When asked about government support for private sector companies during a July 15, 2008 press conference, President George W. Bush made it a point to say the proposed conservatorship of Fannie and Freddie he was announcing was a temporary, confidence-building step and added, “I hear some say ‘bailout’ — I don’t think it’s a bailout. The shareholders still own the company. That’s why I said we want this to continue to be a shareholder-owned company.”

Remember, by mid-July 2008 it was clear that something was terribly wrong in the financial world. Many mortgage banks had failed and financial powerhouses had been merging to prevent systemic collapse. Just six weeks after this press conference, the government engaged in a mad dash of unprecedented interventions in the marketplace to prevent what threatened to be a catastrophe that would dwarf the Great Depression.

As the crisis loomed, President Bush made it a point to calmly explain that, “The newly proposed authorities will be temporary and used only if needed.

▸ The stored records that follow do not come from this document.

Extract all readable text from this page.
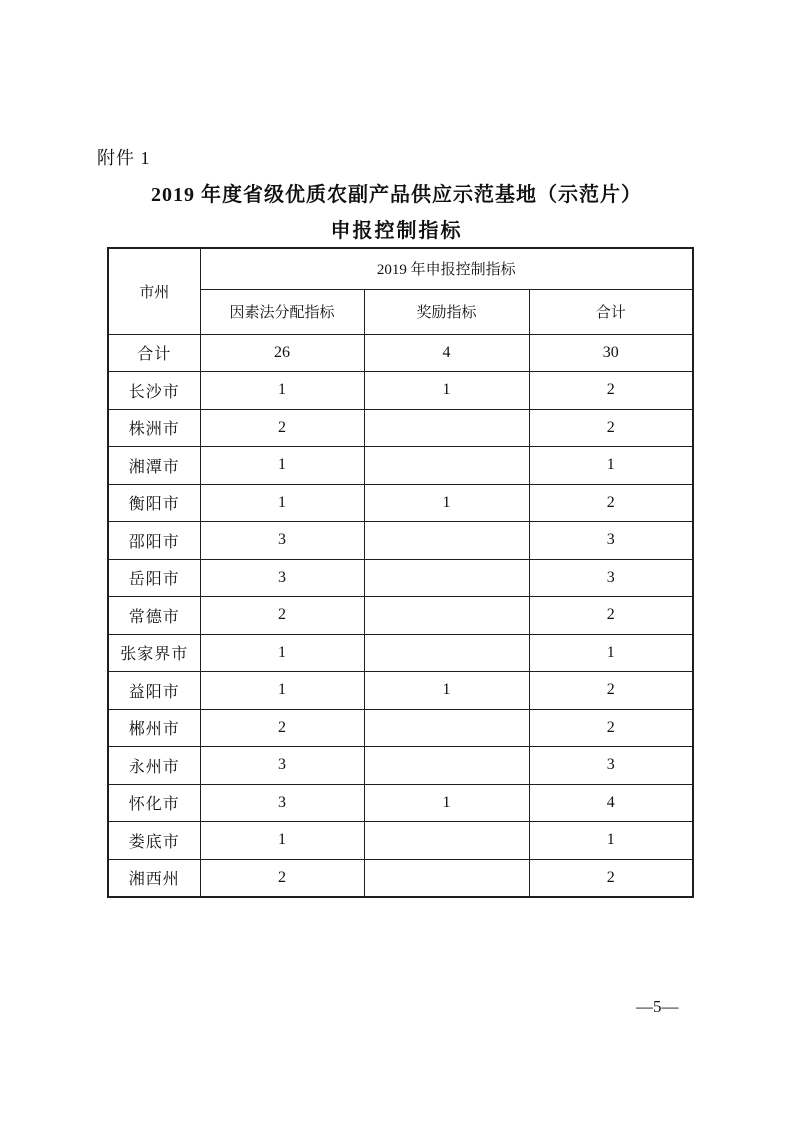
附件 1
2019 年度省级优质农副产品供应示范基地（示范片）
申报控制指标
市州	2019 年申报控制指标		
	因素法分配指标	奖励指标	合计
合计	26	4	30
长沙市	1	1	2
株洲市	2		2
湘潭市	1		1
衡阳市	1	1	2
邵阳市	3		3
岳阳市	3		3
常德市	2		2
张家界市	1		1
益阳市	1	1	2
郴州市	2		2
永州市	3		3
怀化市	3	1	4
娄底市	1		1
湘西州	2		2
—5—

And as we work to maintain the health of Fannie Mae and Freddie Mac, we’ll work to ensure that they remain shareholder-owned companies.” He used the phrase “shareholder-owned” repeatedly and without equivocation that day.

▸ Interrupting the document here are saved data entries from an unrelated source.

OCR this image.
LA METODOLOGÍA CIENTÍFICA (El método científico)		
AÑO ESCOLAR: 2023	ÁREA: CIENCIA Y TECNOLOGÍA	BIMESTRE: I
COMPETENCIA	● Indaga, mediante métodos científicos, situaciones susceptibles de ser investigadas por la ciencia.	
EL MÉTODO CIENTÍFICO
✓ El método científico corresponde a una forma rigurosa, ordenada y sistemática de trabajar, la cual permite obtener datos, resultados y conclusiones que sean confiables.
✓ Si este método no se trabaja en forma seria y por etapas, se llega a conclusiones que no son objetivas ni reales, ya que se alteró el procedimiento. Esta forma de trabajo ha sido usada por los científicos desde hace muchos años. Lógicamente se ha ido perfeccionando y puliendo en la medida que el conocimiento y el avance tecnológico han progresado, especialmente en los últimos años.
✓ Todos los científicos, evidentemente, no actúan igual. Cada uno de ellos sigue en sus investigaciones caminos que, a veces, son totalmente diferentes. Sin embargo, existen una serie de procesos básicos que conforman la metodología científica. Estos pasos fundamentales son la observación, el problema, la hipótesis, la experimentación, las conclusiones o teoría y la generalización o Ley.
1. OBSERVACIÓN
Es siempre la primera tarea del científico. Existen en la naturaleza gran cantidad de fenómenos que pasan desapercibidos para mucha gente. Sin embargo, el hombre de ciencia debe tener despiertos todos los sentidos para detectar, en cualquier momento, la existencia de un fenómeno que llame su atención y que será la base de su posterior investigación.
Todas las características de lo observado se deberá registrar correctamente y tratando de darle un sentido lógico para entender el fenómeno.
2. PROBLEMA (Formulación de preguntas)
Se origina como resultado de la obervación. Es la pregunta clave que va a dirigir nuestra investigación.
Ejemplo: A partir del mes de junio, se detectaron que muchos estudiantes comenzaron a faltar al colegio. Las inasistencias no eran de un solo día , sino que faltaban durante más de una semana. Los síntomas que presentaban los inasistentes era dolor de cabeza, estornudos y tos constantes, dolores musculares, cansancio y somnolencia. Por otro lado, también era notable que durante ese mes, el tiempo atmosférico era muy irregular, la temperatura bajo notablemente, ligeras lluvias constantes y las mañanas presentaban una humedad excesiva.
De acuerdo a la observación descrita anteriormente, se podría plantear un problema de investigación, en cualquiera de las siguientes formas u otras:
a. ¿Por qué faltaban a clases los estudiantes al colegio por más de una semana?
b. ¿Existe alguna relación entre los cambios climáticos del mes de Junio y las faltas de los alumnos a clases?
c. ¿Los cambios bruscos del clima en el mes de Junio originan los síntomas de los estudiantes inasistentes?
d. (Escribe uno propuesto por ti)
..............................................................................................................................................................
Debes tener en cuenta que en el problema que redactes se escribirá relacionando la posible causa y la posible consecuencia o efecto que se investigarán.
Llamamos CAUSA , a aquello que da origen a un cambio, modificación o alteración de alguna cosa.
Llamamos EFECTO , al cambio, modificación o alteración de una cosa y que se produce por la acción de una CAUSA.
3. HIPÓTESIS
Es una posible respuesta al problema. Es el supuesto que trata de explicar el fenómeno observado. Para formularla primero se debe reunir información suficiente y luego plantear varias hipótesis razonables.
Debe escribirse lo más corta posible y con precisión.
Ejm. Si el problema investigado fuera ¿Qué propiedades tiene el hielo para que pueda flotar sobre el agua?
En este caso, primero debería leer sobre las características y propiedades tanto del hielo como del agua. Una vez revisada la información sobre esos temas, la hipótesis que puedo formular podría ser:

Bush, then-Treasury Secretary Hank Paulson and other top Administration officials, along with the bipartisan leadership of Congress, went to work. The Housing and Economic Recovery Act of 2008 created a conservatorship modeled on decades of legislation on financial insolvency. It would be a temporary arrangement that would “preserve and conserve” the assets of the companies for shareholders in anticipation of restoring them to a “sound and solvent” condition so they could resume their indispensable role in providing liquidity and stability in the home lending market.

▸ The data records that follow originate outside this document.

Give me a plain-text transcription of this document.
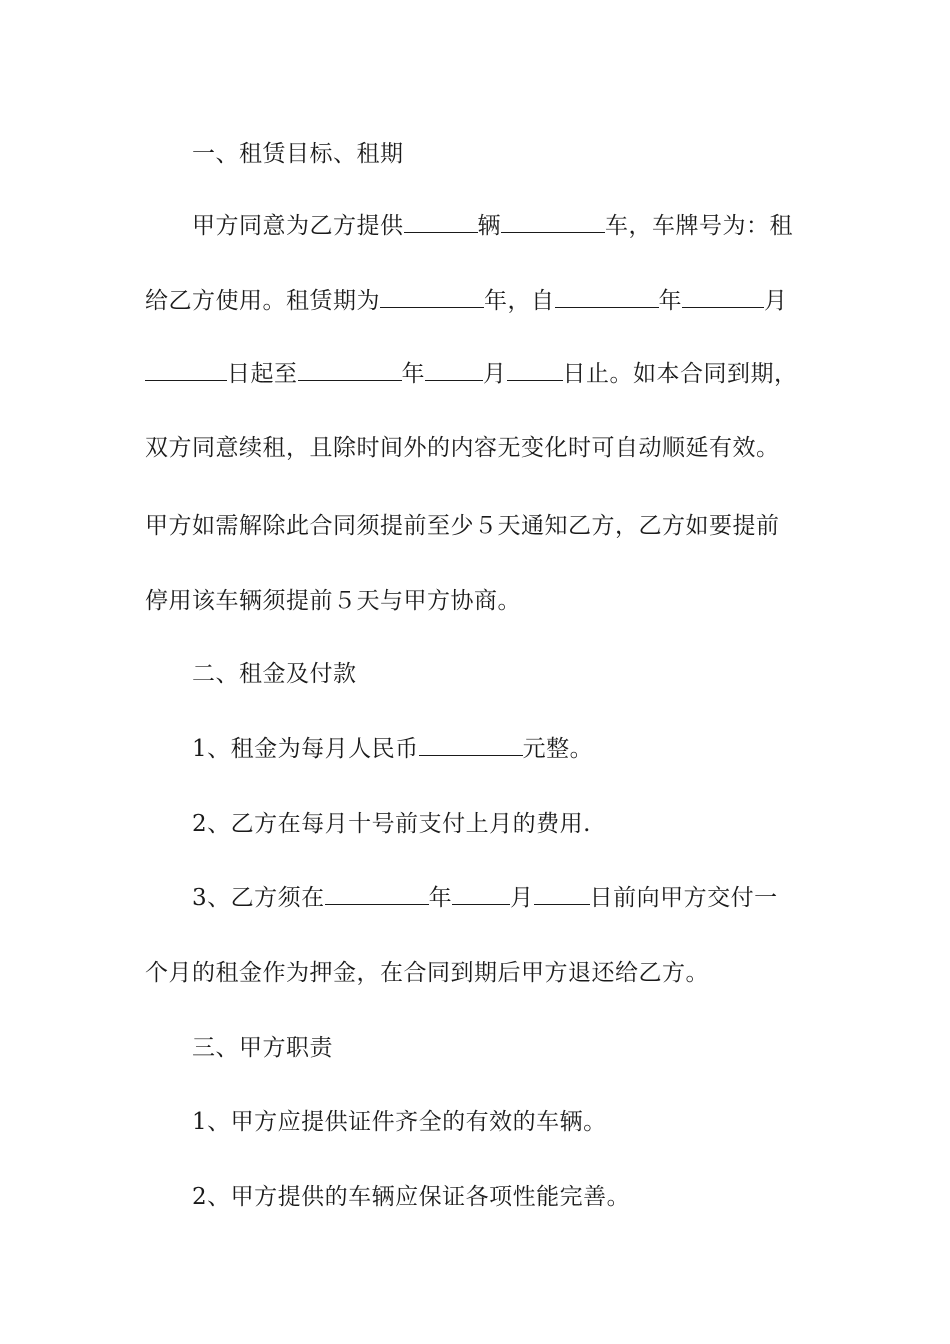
一、租赁目标、租期
甲方同意为乙方提供	辆	车，车牌号为：租
给乙方使用。租赁期为	年，自	年	月
日起至	年	月 日止。如本合同到期，
双方同意续租，且除时间外的内容无变化时可自动顺延有效。
甲方如需解除此合同须提前至少５天通知乙方，乙方如要提前
停用该车辆须提前５天与甲方协商。
二、租金及付款
1、租金为每月人民币	元整。
2、乙方在每月十号前支付上月的费用.
3、乙方须在	年	月 日前向甲方交付一
个月的租金作为押金，在合同到期后甲方退还给乙方。
三、甲方职责
1、甲方应提供证件齐全的有效的车辆。
2、甲方提供的车辆应保证各项性能完善。
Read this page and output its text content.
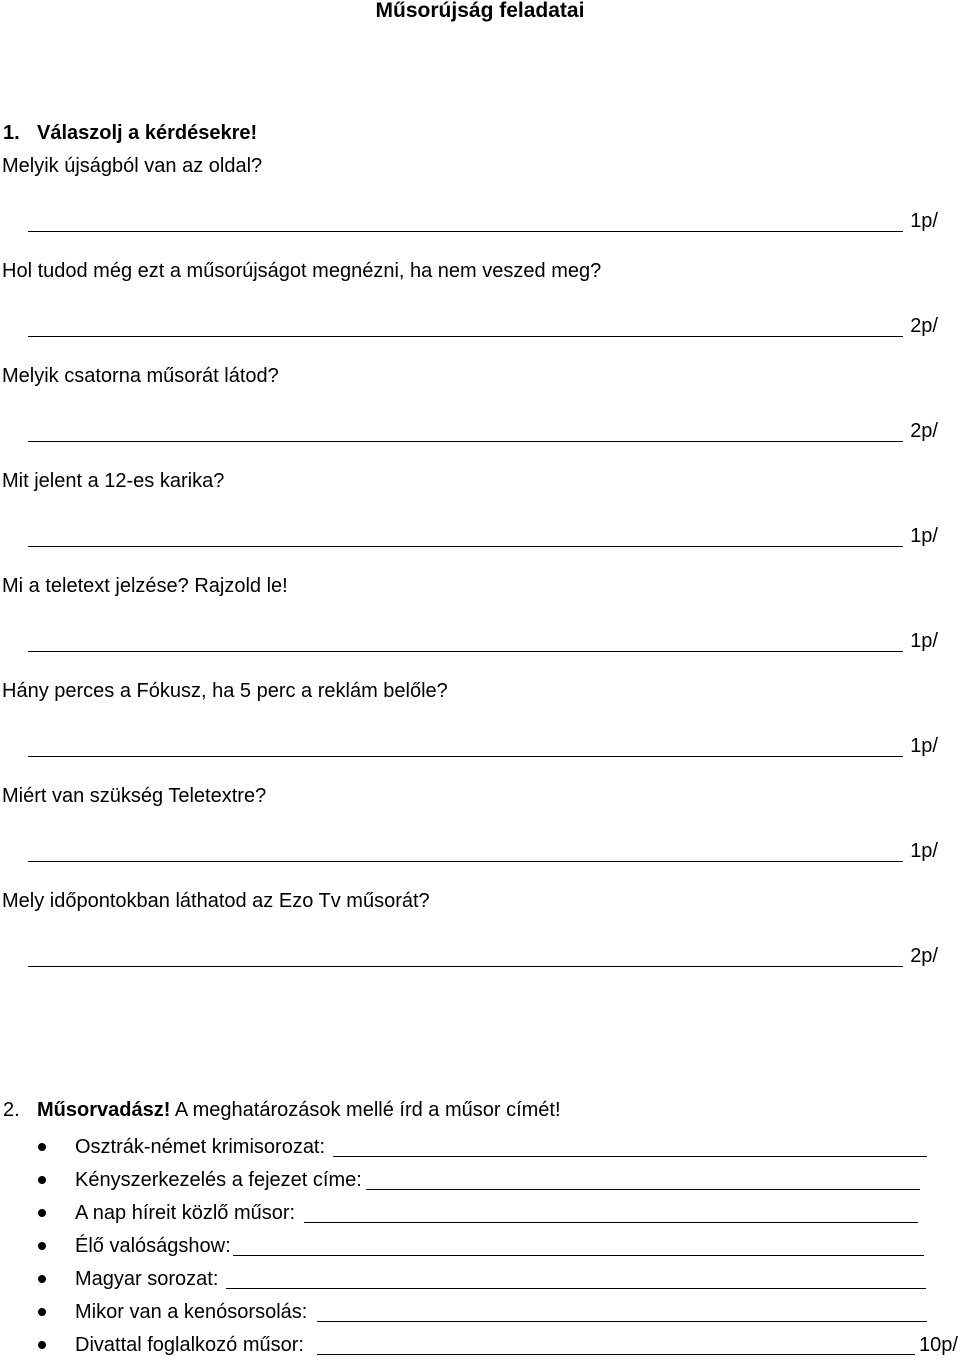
Műsorújság feladatai
1. Válaszolj a kérdésekre!
Melyik újságból van az oldal?
1p/
Hol tudod még ezt a műsorújságot megnézni, ha nem veszed meg?
2p/
Melyik csatorna műsorát látod?
2p/
Mit jelent a 12-es karika?
1p/
Mi a teletext jelzése? Rajzold le!
1p/
Hány perces a Fókusz, ha 5 perc a reklám belőle?
1p/
Miért van szükség Teletextre?
1p/
Mely időpontokban láthatod az Ezo Tv műsorát?
2p/
2. Műsorvadász! A meghatározások mellé írd a műsor címét!
Osztrák-német krimisorozat:
Kényszerkezelés a fejezet címe:
A nap híreit közlő műsor:
Élő valóságshow:
Magyar sorozat:
Mikor van a kenósorsolás:
Divattal foglalkozó műsor:	10p/
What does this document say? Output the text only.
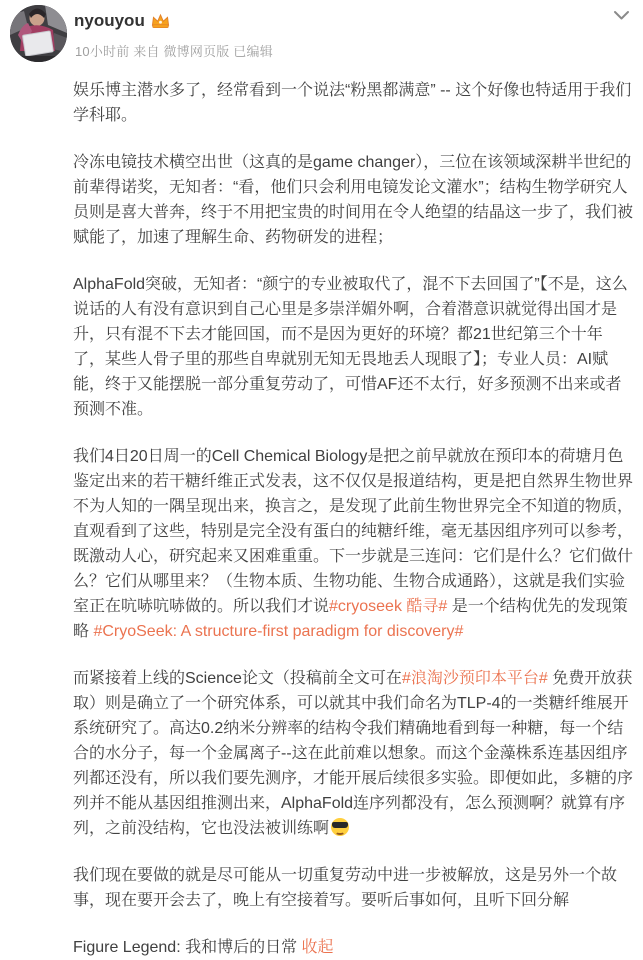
nyouyou
10小时前 来自 微博网页版 已编辑

娱乐博主潜水多了，经常看到一个说法“粉黑都满意” -- 这个好像也特适用于我们学科耶。

冷冻电镜技术横空出世（这真的是game changer），三位在该领域深耕半世纪的前辈得诺奖，无知者：“看，他们只会利用电镜发论文灌水”；结构生物学研究人员则是喜大普奔，终于不用把宝贵的时间用在令人绝望的结晶这一步了，我们被赋能了，加速了理解生命、药物研发的进程；

AlphaFold突破，无知者：“颜宁的专业被取代了，混不下去回国了”【不是，这么说话的人有没有意识到自己心里是多崇洋媚外啊，合着潜意识就觉得出国才是升，只有混不下去才能回国，而不是因为更好的环境？都21世纪第三个十年了，某些人骨子里的那些自卑就别无知无畏地丢人现眼了】；专业人员：AI赋能，终于又能摆脱一部分重复劳动了，可惜AF还不太行，好多预测不出来或者预测不准。

我们4日20日周一的Cell Chemical Biology是把之前早就放在预印本的荷塘月色鉴定出来的若干糖纤维正式发表，这不仅仅是报道结构，更是把自然界生物世界不为人知的一隅呈现出来，换言之，是发现了此前生物世界完全不知道的物质，直观看到了这些，特别是完全没有蛋白的纯糖纤维，毫无基因组序列可以参考，既激动人心，研究起来又困难重重。下一步就是三连问：它们是什么？它们做什么？它们从哪里来？（生物本质、生物功能、生物合成通路），这就是我们实验室正在吭哧吭哧做的。所以我们才说#cryoseek 酷寻# 是一个结构优先的发现策略 #CryoSeek: A structure-first paradigm for discovery#

而紧接着上线的Science论文（投稿前全文可在#浪淘沙预印本平台# 免费开放获取）则是确立了一个研究体系，可以就其中我们命名为TLP-4的一类糖纤维展开系统研究了。高达0.2纳米分辨率的结构令我们精确地看到每一种糖，每一个结合的水分子，每一个金属离子--这在此前难以想象。而这个金藻株系连基因组序列都还没有，所以我们要先测序，才能开展后续很多实验。即便如此，多糖的序列并不能从基因组推测出来，AlphaFold连序列都没有，怎么预测啊？就算有序列，之前没结构，它也没法被训练啊

我们现在要做的就是尽可能从一切重复劳动中进一步被解放，这是另外一个故事，现在要开会去了，晚上有空接着写。要听后事如何，且听下回分解

Figure Legend: 我和博后的日常 收起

Bush was a foe of a heavy-handed, ubiquitous federal government. Nonetheless, he was keenly aware of the importance of Fannie Mae and Freddie’s role and regarded the conservatorship as a way of making sure the companies had access to a line of credit, if needed.

“And so the purpose was to send a clear signal that, one, we understand how important these institutions are to the mortgage markets, and two, to kind of calm nerves,” Bush said. “The truth of the matter is, by laying this out, it is — makes it less likely we’ll need to use this kind of authority to begin with, which, by the way, is temporary authority.”

CBS News’ Bill Plante pressed Bush about the perceived federal backstop for privately-held companies and asked, “Should they be privatized altogether and be subject to normal business rules?”

Bush’s response was revealing. He talked about the need for Fannie and Freddie to focus on their “core mission” under a reformed regulatory arrangement and then insisted, “But these need to remain private enterprises, and that’s what our message is.” In essence, he already regarded them as privately-held companies but he recognized reforms on how they operated and were regulated were in order.

Eight years later it seems hard to believe how straightforward the conservatorship was in its design and intent: Temporary lines of credit – if needed – to shore of up confidence in vitally important shareholder-owned companies and an opportunity to consider ways to better regulate them going forward.  Things only became complicated when Treasury officials in the current Administration decided in 2012 to bar the door when Fannie and Freddie were returning to profitability and should have been released and then put them in a financial straightjacket.

The final weeks of the 2008 presidential campaign were as unsettling as the current campaign’s final weeks are unseemly. But in 2008, policymakers at least worked together for the good of the country. The HERA President Bush described was prudent, common-sense legislation. Its misapplication and misuse since then is emblematic of Washington machinations that are fueling this year’s populist revolt.